Pompéi, un art de vivre (Musée Maillol)

Si les monuments publics de l’Empire romain, théâtres, amphithéâtres, thermes, temples, sont nombreux et souvent en bon état de conservation, les résidences privées, en dehors de celles retrouvées ensevelies par le Vésuve en l’an 79 en Campanie sont très rares, et jamais retrouvées ailleurs dans leur intégrité. Ces maisons et villas continuent à nous émerveiller par leur état de conservation.

Leurs infrastructures, l’eau courante, la distribution de la chaleur, le tout-à l’égout, l’intégration des espaces verts jusqu’aux formes des objets quotidiens, sont d’une modernité spectaculaire.

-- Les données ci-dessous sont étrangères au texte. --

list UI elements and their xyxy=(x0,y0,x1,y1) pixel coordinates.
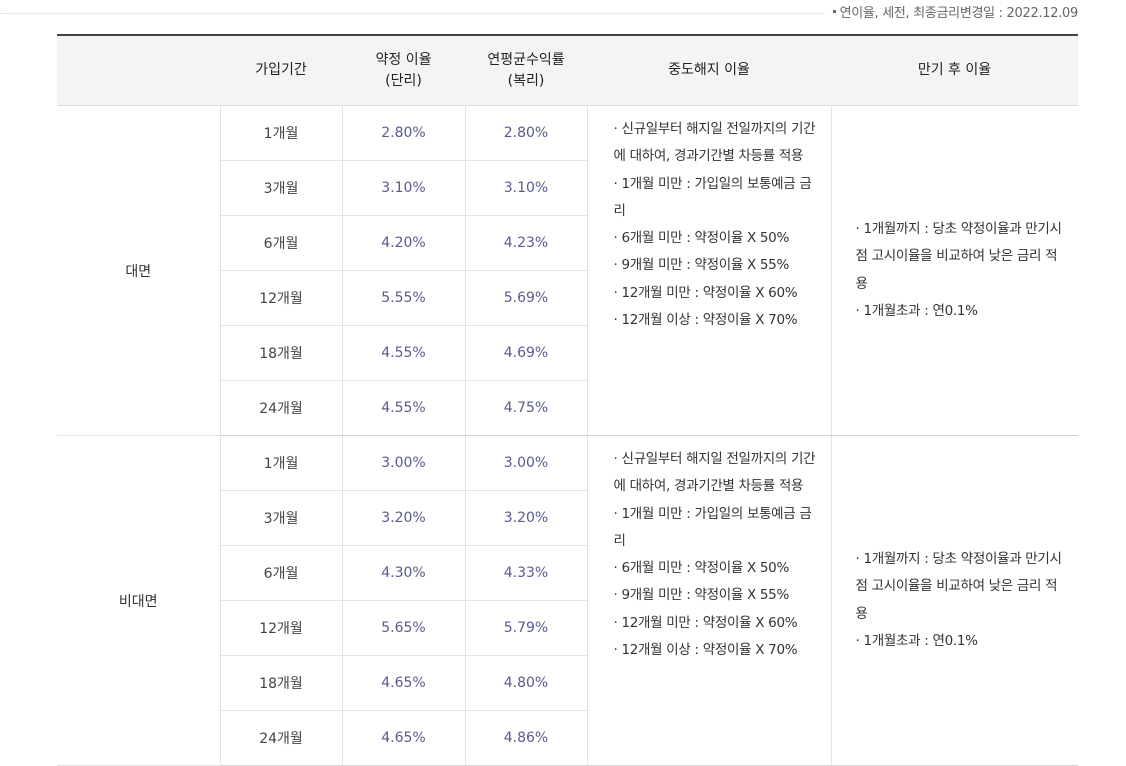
table-row: 24개월 4.65% 4.86% xyxy=(57,710,1078,766)
period-cell: 12개월 xyxy=(219,600,342,656)
header-average-yield: 연평균수익률 (복리) xyxy=(465,35,587,106)
header-contract-rate-line2: (단리) xyxy=(385,72,422,89)
period-cell: 3개월 xyxy=(219,490,342,546)
early-termination-rate-cell: · 신규일부터 해지일 전일까지의 기간에 대하여, 경과기간별 차등률 적용 ·… xyxy=(586,435,831,766)
table-row: 대면 1개월 2.80% 2.80% · 신규일부터 해지일 전일까지의 기간에 대하여… xyxy=(57,105,1078,436)
post-maturity-rule: · 1개월까지 : 당초 약정이율과 만기시점 고시이율을 비교하여 낮은 금리… xyxy=(855,220,1062,292)
average-yield-cell: 5.69% xyxy=(464,270,587,326)
header-average-yield-line1: 연평균수익률 xyxy=(487,51,565,68)
top-dotted-divider xyxy=(0,13,826,14)
average-yield-cell: 3.10% xyxy=(464,160,587,216)
table-row: 6개월 4.30% 4.33% xyxy=(57,545,1078,601)
table-row: 3개월 3.10% 3.10% xyxy=(57,160,1078,216)
average-yield-cell: 4.75% xyxy=(464,380,587,436)
average-yield-cell: 3.20% xyxy=(464,490,587,546)
early-termination-rule: · 12개월 미만 : 약정이율 X 60% xyxy=(613,284,798,301)
period-cell: 24개월 xyxy=(219,380,342,436)
contract-rate-cell: 2.80% xyxy=(341,105,465,161)
table-row: 비대면 1개월 3.00% 3.00% · 신규일부터 해지일 전일까지의 기간에 대하… xyxy=(57,435,1078,766)
table-row: 3개월 3.20% 3.20% xyxy=(57,490,1078,546)
early-termination-rate-cell: · 신규일부터 해지일 전일까지의 기간에 대하여, 경과기간별 차등률 적용 ·… xyxy=(586,105,831,436)
header-early-termination-rate: 중도해지 이율 xyxy=(587,35,831,106)
average-yield-cell: 4.86% xyxy=(464,710,587,766)
average-yield-cell: 4.23% xyxy=(464,215,587,271)
table-row: 6개월 4.20% 4.23% xyxy=(57,215,1078,271)
header-channel xyxy=(57,35,220,106)
contract-rate-cell: 3.00% xyxy=(341,435,465,491)
contract-rate-cell: 4.65% xyxy=(341,710,465,766)
header-period: 가입기간 xyxy=(220,35,342,106)
average-yield-cell: 5.79% xyxy=(464,600,587,656)
average-yield-cell: 4.80% xyxy=(464,655,587,711)
channel-cell: 비대면 xyxy=(57,435,220,766)
header-contract-rate: 약정 이율 (단리) xyxy=(342,35,465,106)
early-termination-rule: · 9개월 미만 : 약정이율 X 55% xyxy=(613,587,790,604)
post-maturity-rule: · 1개월초과 : 연0.1% xyxy=(855,302,979,319)
bullet-icon xyxy=(832,10,836,13)
contract-rate-cell: 5.65% xyxy=(341,600,465,656)
period-cell: 3개월 xyxy=(219,160,342,216)
early-termination-rule: · 1개월 미만 : 가입일의 보통예금 금리 xyxy=(613,505,812,549)
table-row: 18개월 4.55% 4.69% xyxy=(57,325,1078,381)
period-cell: 6개월 xyxy=(219,215,342,271)
contract-rate-cell: 5.55% xyxy=(341,270,465,326)
rate-notice-text: 연이율, 세전, 최종금리변경일 : 2022.12.09 xyxy=(839,6,1079,21)
header-post-maturity-rate: 만기 후 이율 xyxy=(831,35,1078,106)
table-row: 18개월 4.65% 4.80% xyxy=(57,655,1078,711)
period-cell: 1개월 xyxy=(219,435,342,491)
contract-rate-cell: 4.20% xyxy=(341,215,465,271)
average-yield-cell: 4.33% xyxy=(464,545,587,601)
period-cell: 24개월 xyxy=(219,710,342,766)
early-termination-rule: · 신규일부터 해지일 전일까지의 기간에 대하여, 경과기간별 차등률 적용 xyxy=(613,121,816,165)
early-termination-rule: · 1개월 미만 : 가입일의 보통예금 금리 xyxy=(613,175,812,219)
period-cell: 1개월 xyxy=(219,105,342,161)
header-average-yield-line2: (복리) xyxy=(507,72,545,89)
early-termination-rule: · 12개월 미만 : 약정이율 X 60% xyxy=(613,614,798,631)
contract-rate-cell: 4.55% xyxy=(341,325,465,381)
channel-cell: 대면 xyxy=(57,105,220,436)
interest-rate-table: 가입기간 약정 이율 (단리) 연평균수익률 (복리) 중도해지 이율 만기 후… xyxy=(57,34,1078,766)
post-maturity-rule: · 1개월초과 : 연0.1% xyxy=(855,632,979,649)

Notre guide nous a invité  à remonter le temps et à pénétrer  dans l’intimité quotidienne d’une maison vieille de  2000 ans  dans sa surprenante modernité

« Une domus pompeiana », maison pompéienne dans ses pièces les plus célèbres et traditionnelles :

l’atrium,

le triclinium

et la culina ;

le péristyle autour du jardin,

le balneum

et le venereum.

Chaque pièce est  ornée de ses fresques et de ses objets. Contrairement aux monuments publics, les maisons romaines en dehors de celles  ensevelies par le Vésuve en l’an 79 sont très rares. Plus de deux cent œuvres venant de Pompéi et d’autres sites vénusiens nous ont été présentées.

Extrait du site du musée

 

 

L’après midi,

Fra Angelico – Et La Lumière fut à Florence au Quattrocento (Musée Jacquemart André)

Avant d’être un artiste, Fra Angelico fut d’abord un enfant de Toscane et un être spirituel qui choisit de devenir moine dominicain en pleine crise religieuse.  Au milieu d’un temps de violences, de guerre et d’épidémies, l’œuvre de ce peintre de la lumière et de la grâce est le fruit de ses méditations, le reflet de la théologie de son époque.  Elle raconte l’histoire d’une âme.

Fra Angelico «était un artiste de renom qui recevait des commandes de Florence et de Rome, mais aussi l’auteur de fresques du couvent de San Marco.

Cinq siècles après sa mort, la lumière de son œuvre continue d’éblouir ceux qui la contemplent.